I did some numbers and found the following probability estimates:

array size  P(#rand() collision)
 1000       5.54558e-11
 10000      5.55056e-09
 1000000    5.55096e-05
 10000000   5.53574e-03

A collision implies that the associated pair of elements has got the
same
ordering in the output array, instead of 50-50 chances of it being
reversed.

More info, including the Ruby code I used, available at
 http://eigenclass.org/hiki.rb?sort_by+rand+is+biased

> does
>
>   %w( a b c d ).sort{ rand <=> rand }
>
> help?

I'm not totally sure it's really unbiased, but at first sight it looks
good.

When called with no arguments, rand will use

static double
genrand_real(void)
{
    unsigned long a=genrand_int32()>>5, b=genrand_int32()>>6;
    return(a*67108864.0+b)*(1.0/9007199254740992.0);
}

so it would seem that two consecutive calls to rand() cannot return the
same value, but I still have to think about the effect of qsort.

It is however somewhat slower than sort_by{ rand }.

[100, 1000, 10000, 100000].each do |n|
    GC.start
    t0 = Time.new
    (1..n).sort_by{rand}
    a = (t1 = Time.new) - t0            # => 0.000425, 0.003002,
0.054392, 0.939692
    (1..n).sort{rand <=> rand}
    b = Time.new - t1                   # => 0.001161, 0.026275,
0.289807, 3.791833
    "%4.2f" % [b / a]                   # => "2.73", "8.75", "5.33",
"4.04"
end
RUBY_VERSION                            # => "1.8.3"
RUBY_RELEASE_DATE                       # => "2005-09-24"
steve (Guest)
on 2005-12-06 00:45
(Received via mailing list)
Mauricio Fernández wrote:
>> does
>>
>>   %w( a b c d ).sort{ rand <=> rand }
>>
>> help?
>
> It is however somewhat slower than sort_by{ rand }.

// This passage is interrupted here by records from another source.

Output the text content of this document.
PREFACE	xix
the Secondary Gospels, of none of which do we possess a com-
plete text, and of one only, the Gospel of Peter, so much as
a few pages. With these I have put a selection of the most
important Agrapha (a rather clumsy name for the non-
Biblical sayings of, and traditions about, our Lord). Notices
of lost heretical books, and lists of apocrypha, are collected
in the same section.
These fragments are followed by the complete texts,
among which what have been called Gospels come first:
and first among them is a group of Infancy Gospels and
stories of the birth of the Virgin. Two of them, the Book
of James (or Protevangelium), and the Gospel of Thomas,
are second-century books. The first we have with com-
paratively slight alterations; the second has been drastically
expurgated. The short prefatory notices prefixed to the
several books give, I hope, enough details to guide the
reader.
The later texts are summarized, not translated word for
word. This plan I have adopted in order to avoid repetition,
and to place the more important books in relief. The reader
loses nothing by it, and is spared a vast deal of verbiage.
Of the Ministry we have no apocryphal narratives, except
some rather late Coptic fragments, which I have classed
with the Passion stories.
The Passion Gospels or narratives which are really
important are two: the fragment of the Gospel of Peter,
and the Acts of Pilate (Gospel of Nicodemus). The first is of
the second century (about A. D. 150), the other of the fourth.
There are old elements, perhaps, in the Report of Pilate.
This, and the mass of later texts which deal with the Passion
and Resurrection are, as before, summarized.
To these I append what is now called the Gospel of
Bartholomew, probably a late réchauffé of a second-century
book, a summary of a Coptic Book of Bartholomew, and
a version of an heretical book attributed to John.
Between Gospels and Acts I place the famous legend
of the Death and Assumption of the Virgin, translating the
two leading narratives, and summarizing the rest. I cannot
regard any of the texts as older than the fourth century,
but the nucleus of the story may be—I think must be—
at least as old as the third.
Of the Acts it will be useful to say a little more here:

It's considerably slower.  Changing it to sort { rand(10000) <=> 5000 }
shows a 30% speedup on 10k element Arrays on my system.  Don't know why
I chose those numbers, I suppose bigger numbers reduce the "0"
comparison, considering { rand(3) <=> 1 }.

Anyway, I put together a small benchmark to compare my (revised)
shuffle, to sort, and sort_by:

#!/usr/bin/env ruby

class Array
   def shuffle
     newarr = self.dup
     2.times do
       self.length.times do |x|
         y = rand(self.length)
         newarr[x], newarr[y] = newarr[y], newarr[x]
       end
     end
     newarr
   end
end

printf(" size shuffle sort sort_by\n")

[10, 100, 1000, 10000].each do |n|

   # populate an Array size n
   a = Array.new(n) { |i| i }

   # my method
   start = Time.new
   100.times do
     b = a.shuffle
   end
   a_time = Time.new - start

   # Array's sort
   start = Time.new
   100.times do
     b = a.sort { rand(10000) <=> 5000 }
   end
   b_time = Time.new - start

   # Enumerable's sort_by
   start = Time.new
   100.times do
     b = a.sort_by { rand }
   end
   c_time = Time.new - start

   # results
   printf("%6d %5.2f %5.2f %5.2f\n", n, a_time, b_time, c_time)

end


Which, on my P4/3.0GHz (Win32) emits this:

  size shuffle sort sort_by
     10  0.00  0.02  0.00
    100  0.16  0.13  0.03
   1000  1.61  2.03  0.44
  10000 16.31 28.14  4.78

--Steve
ara.t.howard (Guest)
on 2005-12-06 01:26
(Received via mailing list)
On Tue, 6 Dec 2005, Mauricio [iso-8859-1] Fernández wrote:

> 1000000    5.55096e-05
>>   %w( a b c d ).sort{ rand <=> rand }
>>
>> help?
>
> I'm not totally sure it's really unbiased, but at first sight it looks good.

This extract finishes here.